Severstal: the making of a landmark deal

By Mike McDonough

Share this page:
Severstal steel deal

In the latest in a series of projects with Russian steelmaker Severstal, the EBRD is providing a €600 million package to help finance a range of energy efficiency measures at the company’s Cherepovets plant.

With its colossal appetite for power and heat, the steel industry is a prime target for energy-saving initiatives and nowhere is this truer than in Russia and Ukraine, where low energy costs have long fostered wasteful practices on a massive scale. That is why a team of EBRD staff worked for a year and a half with Russian steel giant Severstal on one of the biggest industrial energy efficiency projects ever funded by a development bank.

Severstal is one of four companies that dominate Russia’s steel sector and its energy requirements are astounding. Its main plant at Cherepovets in north west Russia, which accounts for 16 per cent of Russian steel production, consumes six million megawatt-hours of electricity per annum, which is more than Moldova uses in a year. Yet electricity and gas satisfy only around 40 per cent of the plant’s energy needs: the remaining 60 per cent comes from coal. As coal also constitutes a key ingredient in the chemistry of steel, there is limited scope for reducing the amount used in the steel-making process.

EBRD programme boosts energy efficiency

Cherepovets does, however, offer ample opportunities for cutting its electricity and gas consumption. The EBRD’s team worked with Severstal to develop a programme to cut back its energy use and reduce greenhouse gas emissions while also saving money and improving the reliability of its power supply. “Until then, Severstal had dealt with energy efficiency projects from a maintenance perspective, for example if a boiler broke down, but not with the specific intention of saving energy,” says Peter Hobson, EBRD’s Senior Banker in the Energy Efficiency Team. “We showed them that an investment could be repaid in as little as one year for some of the projects and that this would be very attractive in the context of rising energy prices.”

Signing the loan, Alexey Mordashov, Severstal CEO, said: “The ERBD loan recognises our efforts in these key areas and provides us with the impetus to reduce our energy consumption.” The €700 million that Severstal is investing in energy efficiency – of which €600 million is being provided by the EBRD – will fund 11 different projects at Cherepovets over the next two to three years. These include the construction of a new high-efficiency combined cycle gas turbine; a system for collecting waste gases for use in power generation; and the modernisation of boilers and substations.
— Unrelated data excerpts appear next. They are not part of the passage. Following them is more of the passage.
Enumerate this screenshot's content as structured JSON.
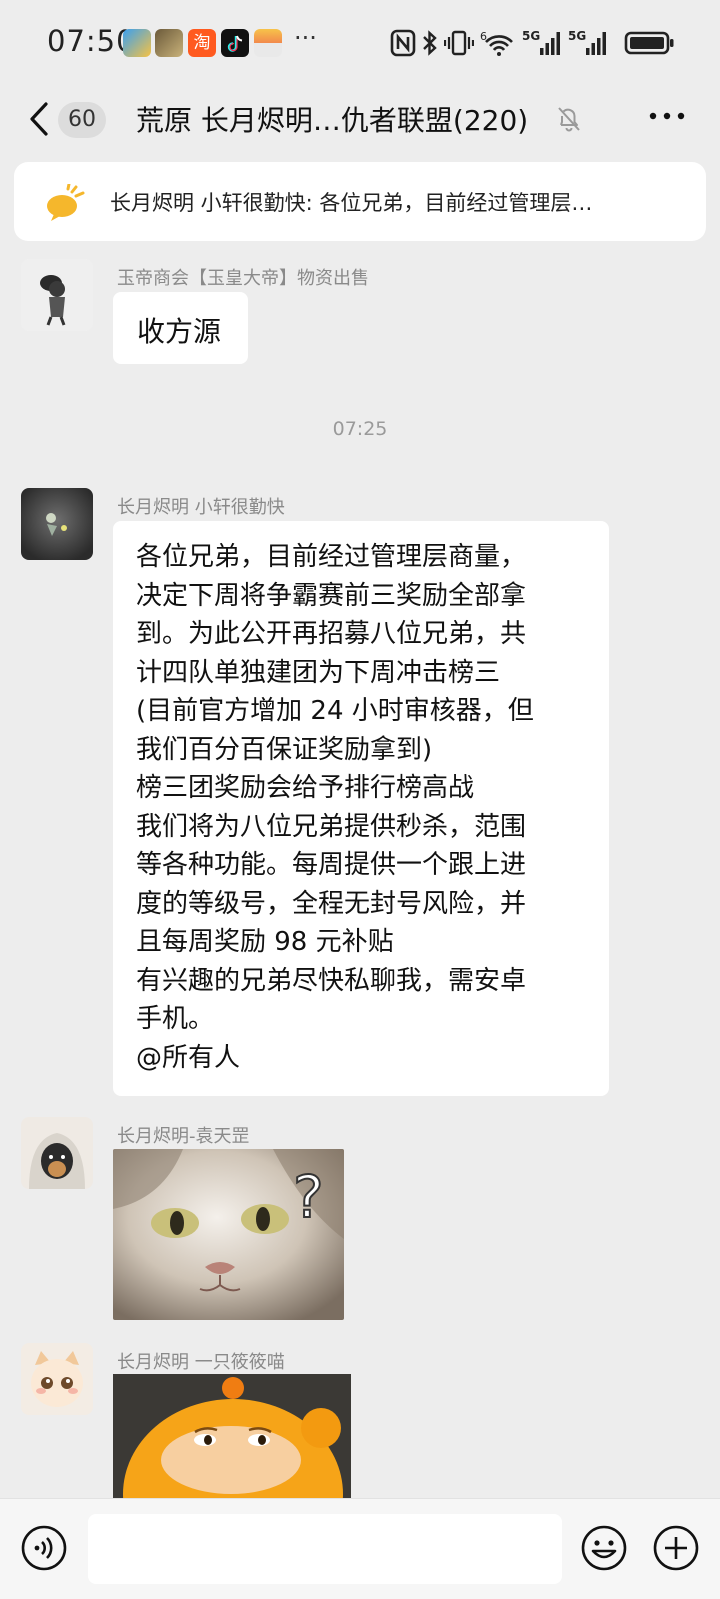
{
  "status_bar": {
    "time": "07:50",
    "more": "···",
    "app_icons": [
      "weather-icon",
      "game-icon",
      "taobao-icon",
      "tiktok-icon",
      "wallet-icon"
    ],
    "system_icons": [
      "nfc-icon",
      "bluetooth-icon",
      "vibrate-icon",
      "wifi-icon",
      "signal-5g-icon",
      "signal-5g-icon",
      "battery-icon"
    ],
    "network_label": "5G",
    "wifi_label": "6"
  },
  "header": {
    "back_label": "60",
    "title": "荒原  长月烬明…仇者联盟(220)",
    "muted": true
  },
  "announcement": {
    "text": "长月烬明 小轩很勤快: 各位兄弟，目前经过管理层…"
  },
  "messages": [
    {
      "sender": "玉帝商会【玉皇大帝】物资出售",
      "type": "text",
      "text": "收方源"
    },
    {
      "type": "timestamp",
      "text": "07:25"
    },
    {
      "sender": "长月烬明 小轩很勤快",
      "type": "text",
      "text": "各位兄弟，目前经过管理层商量，\n决定下周将争霸赛前三奖励全部拿\n到。为此公开再招募八位兄弟，共\n计四队单独建团为下周冲击榜三\n(目前官方增加 24 小时审核器，但\n我们百分百保证奖励拿到)\n榜三团奖励会给予排行榜高战\n我们将为八位兄弟提供秒杀，范围\n等各种功能。每周提供一个跟上进\n度的等级号，全程无封号风险，并\n且每周奖励 98 元补贴\n有兴趣的兄弟尽快私聊我，需安卓\n手机。\n@所有人"
    },
    {
      "sender": "长月烬明-袁天罡",
      "type": "sticker",
      "sticker": "cat-question-sticker",
      "sticker_text": "?"
    },
    {
      "sender": "长月烬明  一只筱筱喵",
      "type": "sticker",
      "sticker": "orange-creature-sticker"
    }
  ],
  "input_bar": {
    "placeholder": "",
    "icons": [
      "voice-icon",
      "emoji-icon",
      "plus-icon"
    ]
  },
  "colors": {
    "background": "#ededed",
    "bubble": "#ffffff",
    "sender_text": "#8a8a8a",
    "announce_icon": "#f5b72c"
  }
}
In addition, the company will implement an Energy Management System (EMS) to measure precisely how much energy is used throughout the plant and to continuously set targets for cutting consumption.

“The EMS is one of the smaller projects in terms of capital expenditure,” says Senior Engineer Ioannis Papaioannou from the EBRD’s Energy Efficiency Team. “But it is the most important single project because it is a strategic investment aimed at helping the company to approach international good practice.”
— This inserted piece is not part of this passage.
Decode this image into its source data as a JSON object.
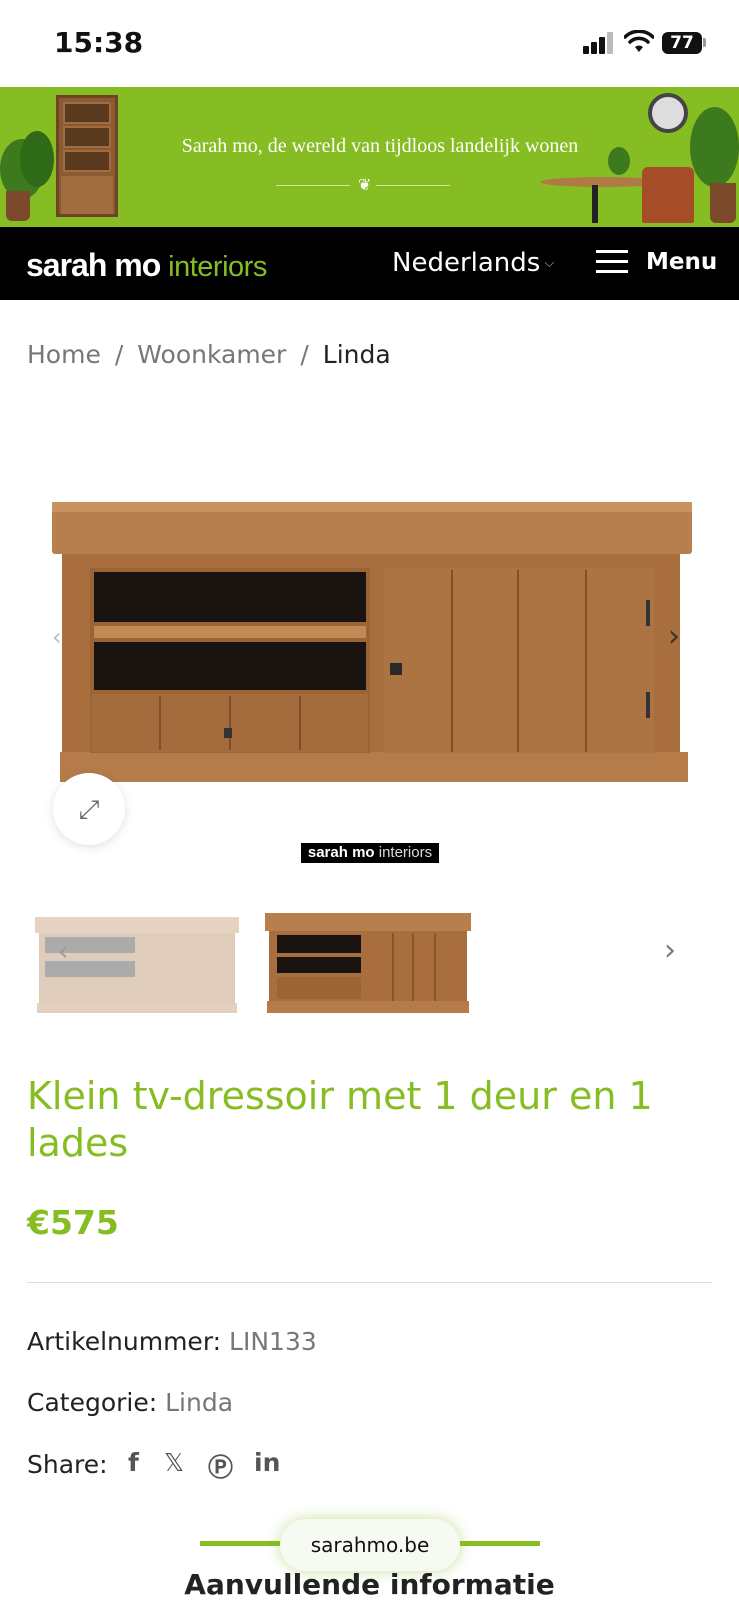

The cumulative effect of these projects will be a 10 per cent reduction in the amount of electricity used in Cherepovets and a 3.5 per cent cut in the amount of natural gas consumed. Furthermore, the plant will generate 75 per cent of its electricity, up from the current level of 50 per cent. Carbon dioxide emissions, meanwhile, are expected to fall by around one million tonnes a year, which is equivalent to the domestic CO2 emissions of a city the size of Manchester.

Cherepovets and EBRD overcome challenges

While the projects funded by the deal featured many technical challenges, financing the loan presented its own hurdles. The EBRD is syndicating € 450 million to 18 commercial banks. Calyon, ING and Raiffeisen have partly underwritten the syndicated loan.

“It was a difficult syndication to arrange,” says the EBRD’s Senior Syndications Manager Joerg Zinnecker. “It clashed with the beginning of the credit crisis and even without the credit crunch the tenor and margins were quite aggressive.” After some negotiation, however, the banks were keen to be a part of the project. “It is very attractive for commercial banks to be connected with an energy efficiency loan,” Mr Zinnecker adds.

“It is a very good marketing tool for them.” The end result is an energy efficiency loan which, according to Chris Beauman, the EBRD’s steel industry specialist, provides “a role model for other loans”. The project is expected to have a significant demonstration effect on numerous smaller companies in the region. As Mr Beauman says: “The objective is to help the Bank replicate this loan, although not necessarily on the same scale, and to get it into the culture of Russia and Ukraine that energy efficiency is a good thing to do.”